SSTEWART Clarke, who'd listened "awestruck" as a child when the old lads remembered Willie Applegarth, recalls another 100m record holder whose star may be rising.
Sir Menzies Campbell, now in the running for the Liberal Democrat leadership, represented Great Britain in the 1964 Olympics in Tokyo and was England's athletics captain in the 1966 Commonwealth Games.
Jeffrey Archer was another team member, still calls Campbell "skipper". Ming isn't much amused.
He clocked 10.2 for the 100m in San Jose in 1967, the British record standing for seven years. Willie Applegarth had managed 10.6 more than 50 years earlier.
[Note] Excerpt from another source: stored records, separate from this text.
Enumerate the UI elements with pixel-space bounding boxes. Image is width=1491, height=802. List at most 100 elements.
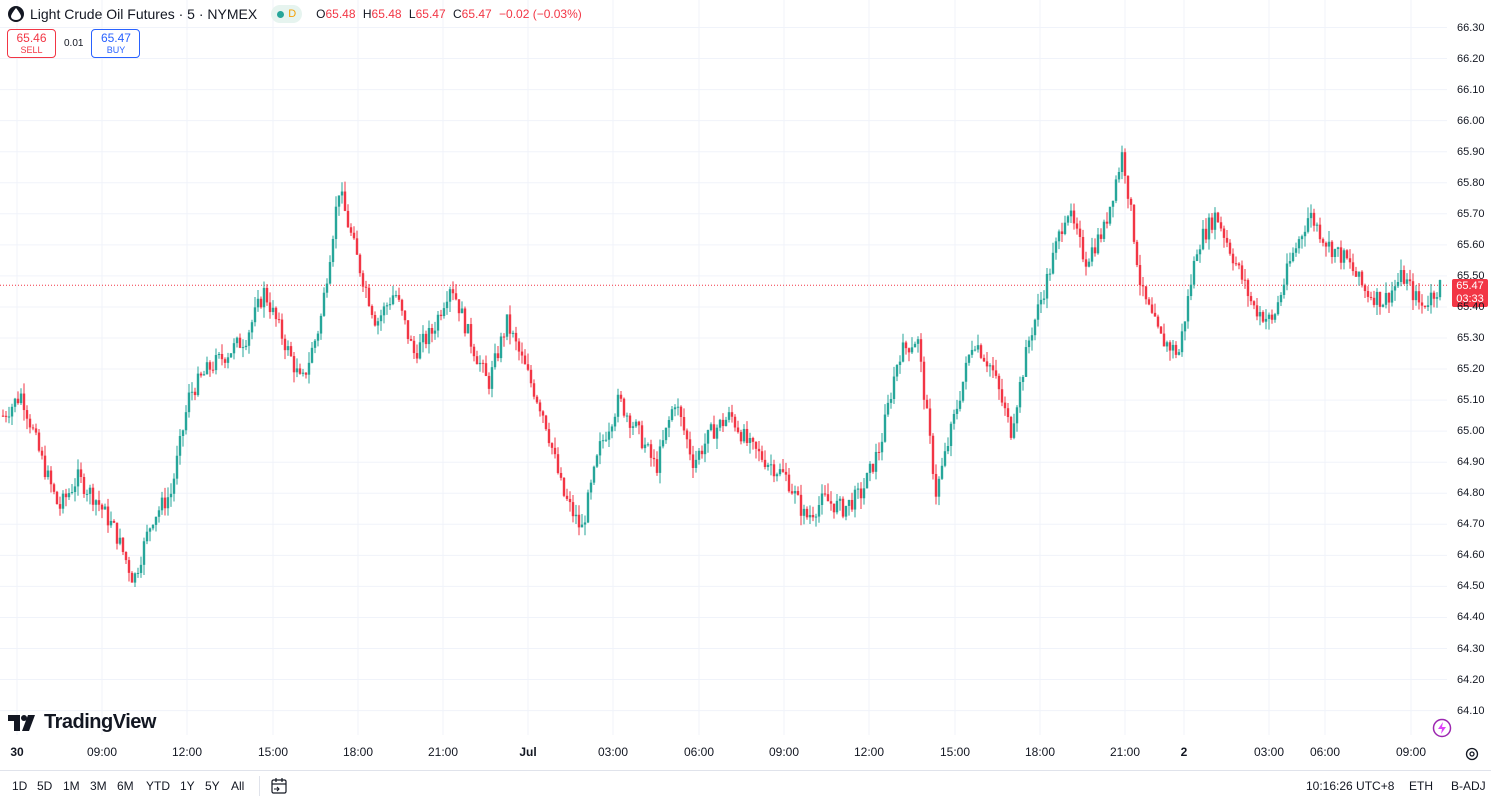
candle-body (190, 391, 194, 393)
candle (535, 394, 539, 405)
candle-body (1438, 280, 1442, 298)
candle (916, 336, 920, 353)
candle-body (22, 393, 26, 411)
candle-body (1342, 250, 1346, 263)
candle-body (340, 191, 344, 196)
ohlc-values: O65.48 H65.48 L65.47 C65.47 −0.02 (−0.03… (316, 7, 586, 21)
candle-body (748, 437, 752, 443)
candle-body (370, 306, 374, 315)
candle-body (670, 409, 674, 421)
candle-body (736, 427, 740, 433)
candle-body (82, 477, 86, 494)
candle-body (391, 295, 395, 305)
candle-body (628, 415, 632, 428)
adjustment-toggle[interactable]: B-ADJ (1451, 779, 1486, 793)
sell-button[interactable]: 65.46 SELL (7, 29, 56, 58)
candle (166, 487, 170, 516)
candle (970, 340, 974, 358)
candle-body (103, 506, 107, 510)
range-3m-button[interactable]: 3M (90, 779, 107, 793)
candle (376, 317, 380, 335)
candle-body (664, 427, 668, 441)
candle-body (1330, 241, 1334, 258)
candle-body (1126, 175, 1130, 199)
range-1y-button[interactable]: 1Y (180, 779, 195, 793)
candle-body (1195, 254, 1199, 261)
clock-timezone[interactable]: 10:16:26 UTC+8 (1306, 779, 1395, 793)
candle-body (976, 345, 980, 350)
candle (940, 457, 944, 481)
candle (118, 528, 122, 546)
candle-body (430, 327, 434, 334)
candle-body (1093, 247, 1097, 254)
calendar-goto-icon[interactable] (270, 777, 288, 795)
time-tick-label: 03:00 (597, 745, 629, 759)
candle-body (1237, 263, 1241, 266)
open-value: 65.48 (325, 7, 356, 21)
oil-drop-icon (8, 6, 24, 22)
candle-body (883, 414, 887, 442)
candle (523, 349, 527, 365)
candle-body (1300, 236, 1304, 240)
candle (898, 355, 902, 374)
candle (817, 496, 821, 523)
range-5d-button[interactable]: 5D (37, 779, 53, 793)
candle (625, 412, 629, 423)
candle (148, 527, 152, 542)
candle-body (835, 500, 839, 513)
candle-body (769, 464, 773, 466)
candle-body (637, 421, 641, 426)
candle-body (685, 430, 689, 440)
range-ytd-button[interactable]: YTD (146, 779, 170, 793)
candle (280, 313, 284, 345)
candle-body (742, 428, 746, 442)
candle (160, 491, 164, 515)
candle (1198, 244, 1202, 263)
candle (301, 368, 305, 377)
candle-body (703, 443, 707, 455)
candle-body (100, 504, 104, 510)
candle-body (286, 346, 290, 351)
range-all-button[interactable]: All (231, 779, 245, 793)
candle (826, 483, 830, 502)
candle (478, 355, 482, 372)
candle-body (1285, 263, 1289, 285)
candle (844, 505, 848, 521)
candle (586, 489, 590, 524)
candle (445, 291, 449, 315)
candle (1369, 291, 1373, 301)
range-5y-button[interactable]: 5Y (205, 779, 220, 793)
candle (589, 479, 593, 500)
candle (364, 280, 368, 299)
candle-body (778, 469, 782, 475)
buy-button[interactable]: 65.47 BUY (91, 29, 141, 58)
range-1m-button[interactable]: 1M (63, 779, 80, 793)
candle-body (238, 337, 242, 348)
candle-body (586, 492, 590, 523)
candle-body (775, 474, 779, 477)
candle (265, 284, 269, 306)
candle-body (1009, 417, 1013, 438)
lightning-icon[interactable] (1432, 718, 1452, 738)
candle-body (106, 506, 110, 526)
session-toggle[interactable]: ETH (1409, 779, 1433, 793)
candle (889, 392, 893, 409)
candle-body (79, 469, 83, 478)
candle-body (952, 413, 956, 424)
tradingview-logo[interactable]: TradingView (8, 711, 156, 734)
candle (256, 290, 260, 312)
market-status-badge[interactable]: D (271, 5, 303, 23)
candle-body (1366, 291, 1370, 297)
gear-icon[interactable] (1464, 746, 1480, 762)
candle-body (724, 419, 728, 427)
candle (832, 503, 836, 519)
price-tick-label: 65.60 (1457, 238, 1485, 251)
candle-body (1345, 250, 1349, 259)
candle (127, 556, 131, 582)
range-1d-button[interactable]: 1D (12, 779, 28, 793)
candle (235, 336, 239, 348)
symbol-title[interactable]: Light Crude Oil Futures · 5 · NYMEX (30, 6, 258, 22)
candle-body (997, 375, 1001, 390)
range-6m-button[interactable]: 6M (117, 779, 134, 793)
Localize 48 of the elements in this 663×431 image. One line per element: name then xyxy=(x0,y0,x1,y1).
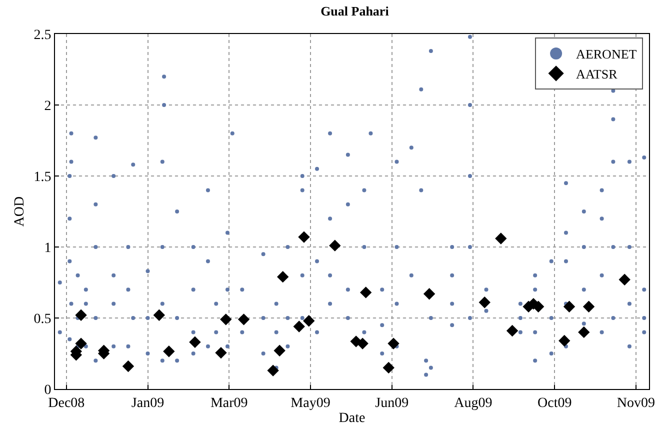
point xyxy=(506,324,518,337)
point xyxy=(75,309,87,322)
point xyxy=(423,288,436,300)
point xyxy=(122,360,134,372)
point xyxy=(298,231,310,243)
point xyxy=(274,344,286,357)
point xyxy=(563,300,576,312)
y-tick-label: 1 xyxy=(44,240,52,256)
point xyxy=(582,300,595,312)
point xyxy=(215,346,227,359)
point xyxy=(478,296,490,308)
x-tick-label: Mar09 xyxy=(210,396,248,411)
point xyxy=(360,286,372,298)
point xyxy=(153,309,165,322)
legend-label: AATSR xyxy=(576,66,618,82)
x-tick-label: Oct09 xyxy=(538,396,572,411)
point xyxy=(356,338,368,350)
point xyxy=(220,314,232,326)
chart-title: Gual Pahari xyxy=(320,4,390,19)
x-tick-label: Dec08 xyxy=(48,396,85,411)
x-tick-label: Jun09 xyxy=(375,396,409,411)
point xyxy=(238,314,250,326)
y-tick-label: 2.5 xyxy=(34,28,52,43)
point xyxy=(75,338,87,350)
point xyxy=(267,364,279,376)
point xyxy=(329,240,341,252)
point xyxy=(303,314,315,327)
point xyxy=(382,362,394,374)
point xyxy=(578,326,590,338)
y-tick-label: 0 xyxy=(44,382,52,398)
point xyxy=(388,338,400,350)
y-tick-label: 2 xyxy=(44,98,52,114)
point xyxy=(558,334,570,347)
x-tick-label: Aug09 xyxy=(454,396,492,411)
x-tick-label: Jan09 xyxy=(131,396,164,411)
x-tick-label: Nov09 xyxy=(616,396,656,411)
y-tick-label: 0.5 xyxy=(34,312,52,327)
x-axis-title: Date xyxy=(338,411,366,426)
point xyxy=(293,320,305,332)
point xyxy=(276,270,289,283)
y-axis-title: AOD xyxy=(12,196,28,227)
point xyxy=(495,232,507,244)
point xyxy=(189,336,201,348)
legend-label: AERONET xyxy=(576,46,637,62)
x-tick-label: May09 xyxy=(290,396,330,411)
point xyxy=(163,346,175,358)
y-tick-label: 1.5 xyxy=(34,170,52,185)
point xyxy=(618,274,630,286)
All the news that's fit to sprint, we may not now have heard the last of him.
And finally...
THE only Premiership player to have hit a hat-trick in all four divisions, in the FA and League cups and for his country (Backtrack, January 10) is Robert Earnshaw of West Bromwich Albion. Hails of Hartlepool, bless him, was first of several to point out that Earnshaw's first ever league goal was for Cardiff City at the Vic - "a lovely overhead kick" - but confesses the memory man assistance of Uncle Albert Kelleher. Jamie Corrigan in Elwick was the only one to recall that Earnshaw was also on Middlesbrough's books, but never got a game. Bob Foster in Ferryhill today invites readers to name the only two footballers to have played in North-East, London, Merseyside and Milan derbies. Suitably cosmopolitan, the column returns on Tuesday.